Delete untagged image refs in Google Container Registry or Artifact Registry
Apache License 2.0
805 stars 112 forks source link

Fix bugs in recursive repo resolution #82

Closed sethvargo closed 2 years ago

sethvargo commented 2 years ago

The previous recursive implementation is flawed in a few ways:

  1. It queries the entire registry for each repo, which is horribly inefficient.

  2. It misses cases where the repo FQDN might not exactly match the given root (e.g. trailing slashes).

  3. It lacks decision logging, making it incredibly difficult to debug.

The New and Improved Implementation :tm: removes the need for recursion:

  1. Since the Docker v2 API requires we list the entire catalog anyway, the new implementation parses the repos and extracts and de-dupes the registry components.
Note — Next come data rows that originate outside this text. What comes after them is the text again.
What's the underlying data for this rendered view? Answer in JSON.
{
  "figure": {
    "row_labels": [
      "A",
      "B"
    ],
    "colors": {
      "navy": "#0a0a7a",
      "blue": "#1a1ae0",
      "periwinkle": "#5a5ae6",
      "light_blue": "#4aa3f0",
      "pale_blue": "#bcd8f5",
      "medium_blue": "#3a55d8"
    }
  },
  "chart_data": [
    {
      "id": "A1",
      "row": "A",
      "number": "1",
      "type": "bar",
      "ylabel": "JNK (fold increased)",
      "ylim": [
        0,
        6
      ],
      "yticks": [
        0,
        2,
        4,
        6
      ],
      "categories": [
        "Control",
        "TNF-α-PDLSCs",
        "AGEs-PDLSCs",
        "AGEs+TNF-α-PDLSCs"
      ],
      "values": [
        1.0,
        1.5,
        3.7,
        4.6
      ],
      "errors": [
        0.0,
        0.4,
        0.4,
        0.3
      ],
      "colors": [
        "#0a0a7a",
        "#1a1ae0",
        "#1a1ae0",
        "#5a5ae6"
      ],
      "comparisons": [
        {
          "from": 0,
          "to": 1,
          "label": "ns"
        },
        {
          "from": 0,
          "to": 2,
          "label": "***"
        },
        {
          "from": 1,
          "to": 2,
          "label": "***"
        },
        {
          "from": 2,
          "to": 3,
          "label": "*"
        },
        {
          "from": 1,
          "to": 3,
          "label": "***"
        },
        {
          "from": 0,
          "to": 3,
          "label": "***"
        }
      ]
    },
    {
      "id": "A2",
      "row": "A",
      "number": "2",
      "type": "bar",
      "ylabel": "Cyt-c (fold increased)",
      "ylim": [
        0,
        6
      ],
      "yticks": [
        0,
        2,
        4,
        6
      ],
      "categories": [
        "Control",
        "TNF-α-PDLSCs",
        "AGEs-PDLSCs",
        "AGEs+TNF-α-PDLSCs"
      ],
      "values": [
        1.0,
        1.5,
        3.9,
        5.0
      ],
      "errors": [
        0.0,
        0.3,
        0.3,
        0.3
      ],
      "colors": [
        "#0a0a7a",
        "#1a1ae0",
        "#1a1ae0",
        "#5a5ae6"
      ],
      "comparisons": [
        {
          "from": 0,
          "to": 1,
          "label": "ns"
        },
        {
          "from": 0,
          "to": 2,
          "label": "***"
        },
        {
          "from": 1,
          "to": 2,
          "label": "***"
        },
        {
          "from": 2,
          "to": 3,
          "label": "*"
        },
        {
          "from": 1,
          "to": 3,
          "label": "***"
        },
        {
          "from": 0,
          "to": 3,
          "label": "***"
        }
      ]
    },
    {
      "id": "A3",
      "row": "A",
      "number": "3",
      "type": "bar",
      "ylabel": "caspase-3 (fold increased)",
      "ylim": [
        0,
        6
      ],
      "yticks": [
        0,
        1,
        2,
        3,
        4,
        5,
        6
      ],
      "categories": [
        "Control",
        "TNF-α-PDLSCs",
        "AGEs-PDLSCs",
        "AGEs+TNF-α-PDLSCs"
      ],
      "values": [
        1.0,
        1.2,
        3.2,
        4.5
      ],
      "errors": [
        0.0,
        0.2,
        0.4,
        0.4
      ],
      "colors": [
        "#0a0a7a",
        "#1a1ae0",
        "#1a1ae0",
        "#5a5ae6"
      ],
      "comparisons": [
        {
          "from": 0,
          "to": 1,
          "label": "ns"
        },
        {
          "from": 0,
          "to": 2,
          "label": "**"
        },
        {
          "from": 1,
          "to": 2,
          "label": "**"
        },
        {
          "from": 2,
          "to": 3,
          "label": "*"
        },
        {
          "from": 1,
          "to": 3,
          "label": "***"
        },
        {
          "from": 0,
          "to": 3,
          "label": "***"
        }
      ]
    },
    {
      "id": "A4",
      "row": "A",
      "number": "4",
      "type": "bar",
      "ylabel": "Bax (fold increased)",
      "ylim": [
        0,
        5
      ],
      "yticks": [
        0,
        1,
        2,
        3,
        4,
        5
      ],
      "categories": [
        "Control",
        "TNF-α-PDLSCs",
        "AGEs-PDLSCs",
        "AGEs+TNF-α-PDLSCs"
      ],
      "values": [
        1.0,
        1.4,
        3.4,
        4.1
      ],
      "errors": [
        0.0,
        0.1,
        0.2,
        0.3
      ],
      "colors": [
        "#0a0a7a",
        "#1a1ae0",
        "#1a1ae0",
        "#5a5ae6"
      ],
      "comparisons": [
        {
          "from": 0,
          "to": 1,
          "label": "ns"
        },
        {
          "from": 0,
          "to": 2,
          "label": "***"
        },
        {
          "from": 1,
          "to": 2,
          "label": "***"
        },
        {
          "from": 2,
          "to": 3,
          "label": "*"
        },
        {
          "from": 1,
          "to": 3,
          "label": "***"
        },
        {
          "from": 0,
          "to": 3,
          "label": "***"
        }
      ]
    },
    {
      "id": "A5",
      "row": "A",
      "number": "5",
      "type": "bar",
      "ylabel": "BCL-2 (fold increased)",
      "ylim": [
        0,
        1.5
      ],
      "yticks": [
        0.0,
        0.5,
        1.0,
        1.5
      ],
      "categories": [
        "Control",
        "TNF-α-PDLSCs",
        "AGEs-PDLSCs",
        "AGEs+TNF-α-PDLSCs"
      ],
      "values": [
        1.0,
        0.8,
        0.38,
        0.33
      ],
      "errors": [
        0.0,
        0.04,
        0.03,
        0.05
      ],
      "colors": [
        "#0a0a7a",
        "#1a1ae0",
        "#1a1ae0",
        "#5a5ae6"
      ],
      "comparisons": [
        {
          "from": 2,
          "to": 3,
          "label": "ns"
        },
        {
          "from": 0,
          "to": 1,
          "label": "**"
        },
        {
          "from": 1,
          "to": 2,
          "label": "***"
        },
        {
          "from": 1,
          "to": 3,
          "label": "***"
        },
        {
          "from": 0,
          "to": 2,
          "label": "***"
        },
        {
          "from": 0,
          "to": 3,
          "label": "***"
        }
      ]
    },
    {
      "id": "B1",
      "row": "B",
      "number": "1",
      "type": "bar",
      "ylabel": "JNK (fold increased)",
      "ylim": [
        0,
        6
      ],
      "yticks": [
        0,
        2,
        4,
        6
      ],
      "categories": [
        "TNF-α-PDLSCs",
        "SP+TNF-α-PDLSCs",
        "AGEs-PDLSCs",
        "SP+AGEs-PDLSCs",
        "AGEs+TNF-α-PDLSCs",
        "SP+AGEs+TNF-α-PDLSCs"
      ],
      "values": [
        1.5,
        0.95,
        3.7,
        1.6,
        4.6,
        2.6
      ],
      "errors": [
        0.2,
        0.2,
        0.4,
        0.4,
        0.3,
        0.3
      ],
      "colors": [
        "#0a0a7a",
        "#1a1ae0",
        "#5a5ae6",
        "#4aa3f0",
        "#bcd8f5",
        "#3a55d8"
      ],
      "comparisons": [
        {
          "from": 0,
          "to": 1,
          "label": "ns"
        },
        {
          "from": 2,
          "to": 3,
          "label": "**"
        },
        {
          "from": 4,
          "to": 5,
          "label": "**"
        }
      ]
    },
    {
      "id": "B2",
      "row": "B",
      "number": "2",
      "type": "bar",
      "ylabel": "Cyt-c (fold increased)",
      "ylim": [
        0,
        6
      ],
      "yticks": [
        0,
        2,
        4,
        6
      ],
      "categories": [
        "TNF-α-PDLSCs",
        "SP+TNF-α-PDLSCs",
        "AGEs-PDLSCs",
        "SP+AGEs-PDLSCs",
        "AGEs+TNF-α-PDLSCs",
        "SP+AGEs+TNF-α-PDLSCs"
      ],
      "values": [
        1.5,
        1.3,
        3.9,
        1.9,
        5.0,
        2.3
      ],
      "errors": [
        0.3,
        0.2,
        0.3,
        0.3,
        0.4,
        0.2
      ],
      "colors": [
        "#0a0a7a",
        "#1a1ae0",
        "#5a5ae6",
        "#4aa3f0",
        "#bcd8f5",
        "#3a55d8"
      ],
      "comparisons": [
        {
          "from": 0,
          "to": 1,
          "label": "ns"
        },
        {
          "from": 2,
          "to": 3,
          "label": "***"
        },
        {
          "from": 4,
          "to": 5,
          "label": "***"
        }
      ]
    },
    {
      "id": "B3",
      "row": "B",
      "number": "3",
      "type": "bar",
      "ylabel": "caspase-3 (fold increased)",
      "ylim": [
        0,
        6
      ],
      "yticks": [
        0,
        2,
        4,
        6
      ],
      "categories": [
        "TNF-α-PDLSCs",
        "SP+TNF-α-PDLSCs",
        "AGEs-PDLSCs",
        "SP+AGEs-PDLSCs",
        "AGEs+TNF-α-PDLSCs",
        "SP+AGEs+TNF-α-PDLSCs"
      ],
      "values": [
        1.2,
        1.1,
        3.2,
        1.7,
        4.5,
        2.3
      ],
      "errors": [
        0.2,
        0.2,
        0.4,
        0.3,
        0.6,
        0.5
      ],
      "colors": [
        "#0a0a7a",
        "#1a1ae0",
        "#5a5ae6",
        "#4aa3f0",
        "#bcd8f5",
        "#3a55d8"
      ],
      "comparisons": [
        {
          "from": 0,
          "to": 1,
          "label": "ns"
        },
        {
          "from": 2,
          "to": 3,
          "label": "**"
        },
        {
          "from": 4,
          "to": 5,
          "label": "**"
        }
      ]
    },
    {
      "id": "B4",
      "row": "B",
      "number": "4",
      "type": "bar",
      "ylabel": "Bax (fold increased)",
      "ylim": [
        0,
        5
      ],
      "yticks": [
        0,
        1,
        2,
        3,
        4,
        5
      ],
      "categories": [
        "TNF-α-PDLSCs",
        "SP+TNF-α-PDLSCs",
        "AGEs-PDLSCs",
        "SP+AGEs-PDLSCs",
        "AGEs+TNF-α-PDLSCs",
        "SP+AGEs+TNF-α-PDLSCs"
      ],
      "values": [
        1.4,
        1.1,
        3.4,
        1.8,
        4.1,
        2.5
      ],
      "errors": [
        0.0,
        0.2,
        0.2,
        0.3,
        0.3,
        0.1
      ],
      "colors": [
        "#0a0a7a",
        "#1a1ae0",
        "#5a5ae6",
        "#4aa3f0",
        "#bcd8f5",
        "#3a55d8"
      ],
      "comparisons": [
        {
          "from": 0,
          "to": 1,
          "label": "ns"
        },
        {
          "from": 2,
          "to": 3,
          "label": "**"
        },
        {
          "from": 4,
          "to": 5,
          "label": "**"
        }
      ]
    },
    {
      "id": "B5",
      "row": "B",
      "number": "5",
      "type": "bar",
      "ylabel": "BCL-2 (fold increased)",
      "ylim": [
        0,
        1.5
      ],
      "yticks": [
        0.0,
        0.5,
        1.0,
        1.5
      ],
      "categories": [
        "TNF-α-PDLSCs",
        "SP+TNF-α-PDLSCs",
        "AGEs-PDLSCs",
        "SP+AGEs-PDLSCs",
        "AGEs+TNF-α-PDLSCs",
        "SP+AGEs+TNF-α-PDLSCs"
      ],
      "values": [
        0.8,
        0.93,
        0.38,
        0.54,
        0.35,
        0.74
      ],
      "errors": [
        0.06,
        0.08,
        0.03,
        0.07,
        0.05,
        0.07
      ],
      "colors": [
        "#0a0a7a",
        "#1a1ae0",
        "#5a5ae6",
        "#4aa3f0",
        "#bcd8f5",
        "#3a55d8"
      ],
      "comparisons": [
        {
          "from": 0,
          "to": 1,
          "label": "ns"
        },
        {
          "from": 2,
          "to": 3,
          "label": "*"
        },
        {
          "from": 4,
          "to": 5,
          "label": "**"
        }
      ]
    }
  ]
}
Since it is impossible for a catalog entry to point to something outside of its registry, this is same to pre-compute.

  2. Each registry is queried exactly once, and compared against the supplied root prefixes. If the catalog entry begins with the root, it is considered a valid target. This means a repo of "gcr.io/foo" lists all of gcr.io and then does client-side selection any catalog entries that begin with "gcr.io/foo".

  3. Every action and decision is logged at the debug level, so users and maintainers can more easily identify potential issues.